The Aveng Strabag joint venture (JV), responsible for building the then R1.6-billion structure, walked out on the project in early 2019, following months of violent community protests.

The bridge forms part of Sanral’s N2 Wild Coast road project, which entails a 410 km stretch of road from East London to the Mtamvuna river on the border of the Eastern Cape and KwaZulu-Natal provinces.

The scope of the new Mtentu tender has been expanded from the original, terminated contract to include the upgrading of 18 km of provincial road, linking the future Mkhambati interchange to the Flagstaff–Holy Cross road, while also providing for a direct link from the future N2 to the town of Flagstaff, as well as the construction of three nearby community access roads.

The new Mtentu contract was awarded to the China Communications Construction Company and MECSA Construction JV on November 1 last year.

Construction of the bridge is anticipated to take 50 months, with an expected conclusion date of end-2027.

The restart follows a four-month mobilisation period which started on April 5 and ended on August 4.

“During the mobilisation period, Sanral engaged with stakeholders of both the northern and southern banks of the Mtentu Bridge,” says Sanral southern regional manager Mbulelo Peterson.

“Local stakeholders have received news of the re-awarding of the contract with excitement and look forward to work resuming following delays caused by the project stoppage in October 2018.”

Earlier this month, 15 general workers were due to start with construction of the site offices, while 30 general labourers were to undergo medical and safety induction.
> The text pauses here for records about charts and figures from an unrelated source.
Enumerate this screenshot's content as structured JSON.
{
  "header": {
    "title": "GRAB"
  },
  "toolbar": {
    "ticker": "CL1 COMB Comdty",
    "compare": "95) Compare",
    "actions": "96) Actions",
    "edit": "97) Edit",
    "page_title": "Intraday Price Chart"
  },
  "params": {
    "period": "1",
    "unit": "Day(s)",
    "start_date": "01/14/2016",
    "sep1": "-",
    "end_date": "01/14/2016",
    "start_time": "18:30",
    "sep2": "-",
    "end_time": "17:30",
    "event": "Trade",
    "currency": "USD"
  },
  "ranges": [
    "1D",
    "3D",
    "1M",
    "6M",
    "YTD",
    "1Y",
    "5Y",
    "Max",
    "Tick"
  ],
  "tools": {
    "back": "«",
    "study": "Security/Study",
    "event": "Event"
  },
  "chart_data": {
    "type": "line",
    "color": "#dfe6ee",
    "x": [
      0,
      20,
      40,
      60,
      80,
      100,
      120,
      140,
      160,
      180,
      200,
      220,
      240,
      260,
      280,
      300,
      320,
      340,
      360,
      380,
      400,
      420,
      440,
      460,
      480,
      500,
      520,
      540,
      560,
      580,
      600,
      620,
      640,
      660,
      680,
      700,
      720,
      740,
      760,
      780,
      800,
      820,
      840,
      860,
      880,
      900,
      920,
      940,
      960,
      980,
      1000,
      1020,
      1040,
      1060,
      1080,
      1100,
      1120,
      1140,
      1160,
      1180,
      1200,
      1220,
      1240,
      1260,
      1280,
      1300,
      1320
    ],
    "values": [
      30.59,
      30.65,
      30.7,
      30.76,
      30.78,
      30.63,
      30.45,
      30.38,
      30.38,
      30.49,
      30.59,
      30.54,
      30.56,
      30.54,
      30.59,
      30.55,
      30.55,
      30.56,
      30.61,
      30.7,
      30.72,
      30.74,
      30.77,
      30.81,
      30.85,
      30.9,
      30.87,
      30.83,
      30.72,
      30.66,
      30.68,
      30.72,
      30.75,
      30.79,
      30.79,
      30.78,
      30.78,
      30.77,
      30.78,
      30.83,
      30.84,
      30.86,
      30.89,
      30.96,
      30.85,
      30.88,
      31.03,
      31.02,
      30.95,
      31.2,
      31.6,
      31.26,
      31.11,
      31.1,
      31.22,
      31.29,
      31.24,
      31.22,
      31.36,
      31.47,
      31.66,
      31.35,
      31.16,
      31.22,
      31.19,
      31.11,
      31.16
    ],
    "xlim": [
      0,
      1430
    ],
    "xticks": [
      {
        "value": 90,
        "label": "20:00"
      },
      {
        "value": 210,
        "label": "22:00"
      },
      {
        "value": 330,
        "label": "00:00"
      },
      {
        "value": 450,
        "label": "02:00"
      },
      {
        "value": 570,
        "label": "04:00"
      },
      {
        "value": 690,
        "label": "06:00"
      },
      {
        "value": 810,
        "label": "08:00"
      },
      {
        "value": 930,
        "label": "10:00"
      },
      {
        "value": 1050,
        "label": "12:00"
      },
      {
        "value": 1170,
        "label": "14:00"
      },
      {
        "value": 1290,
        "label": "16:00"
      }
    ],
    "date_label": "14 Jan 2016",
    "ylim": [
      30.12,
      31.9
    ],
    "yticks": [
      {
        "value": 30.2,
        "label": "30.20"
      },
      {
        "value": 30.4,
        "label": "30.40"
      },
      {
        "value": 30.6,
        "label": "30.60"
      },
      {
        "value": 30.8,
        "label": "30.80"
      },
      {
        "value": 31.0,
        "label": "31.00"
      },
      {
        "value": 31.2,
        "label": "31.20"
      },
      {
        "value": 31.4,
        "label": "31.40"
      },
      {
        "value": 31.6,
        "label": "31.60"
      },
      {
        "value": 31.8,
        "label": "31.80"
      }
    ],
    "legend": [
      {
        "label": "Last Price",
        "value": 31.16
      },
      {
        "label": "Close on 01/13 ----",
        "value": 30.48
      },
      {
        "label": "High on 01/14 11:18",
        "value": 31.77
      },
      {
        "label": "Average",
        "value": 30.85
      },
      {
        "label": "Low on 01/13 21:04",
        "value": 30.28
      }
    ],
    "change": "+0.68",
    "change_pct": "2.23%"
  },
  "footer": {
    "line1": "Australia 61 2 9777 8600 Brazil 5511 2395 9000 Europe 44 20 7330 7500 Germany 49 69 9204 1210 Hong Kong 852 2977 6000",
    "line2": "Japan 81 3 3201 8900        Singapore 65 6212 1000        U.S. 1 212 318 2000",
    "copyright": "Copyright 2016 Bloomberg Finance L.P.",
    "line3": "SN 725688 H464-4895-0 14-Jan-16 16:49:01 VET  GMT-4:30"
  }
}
They were also to start site clearance and grass cutting.

Construction of boreholes on the north and south banks was due to begin on August 15, while construction of toilets, installation of security measures and the relocation of affected households will kick off on September 1.

The Mtentu Bridge contract has a local labour contract participation goal of 4%.

This should see a minimum of R141-million (excluding VAT) being paid to local labour in wages and salaries, creating a minimum of 1 080 full-time jobs for local skilled and unskilled persons during the contract period.

“The project liaison committee (PLC) that will oversee the smooth implementation of the project and safeguard the interests of the local community is in place following its election by local stakeholders in 2021,” notes Peterson.

“This PLC structure will be instrumental in ensuring that the 30% contract participation goal set on the contract is achieved and to ensure that it benefits the intended beneficiaries.”

Roughly 1 800 full-time-equivalent jobs will be created during construction.

Once completed, the Mtentu Bridge will be the highest in Africa and one of the longest main-span balanced cantilever bridges in the world, with a main span of 260 m at a maximum height of around 223 m.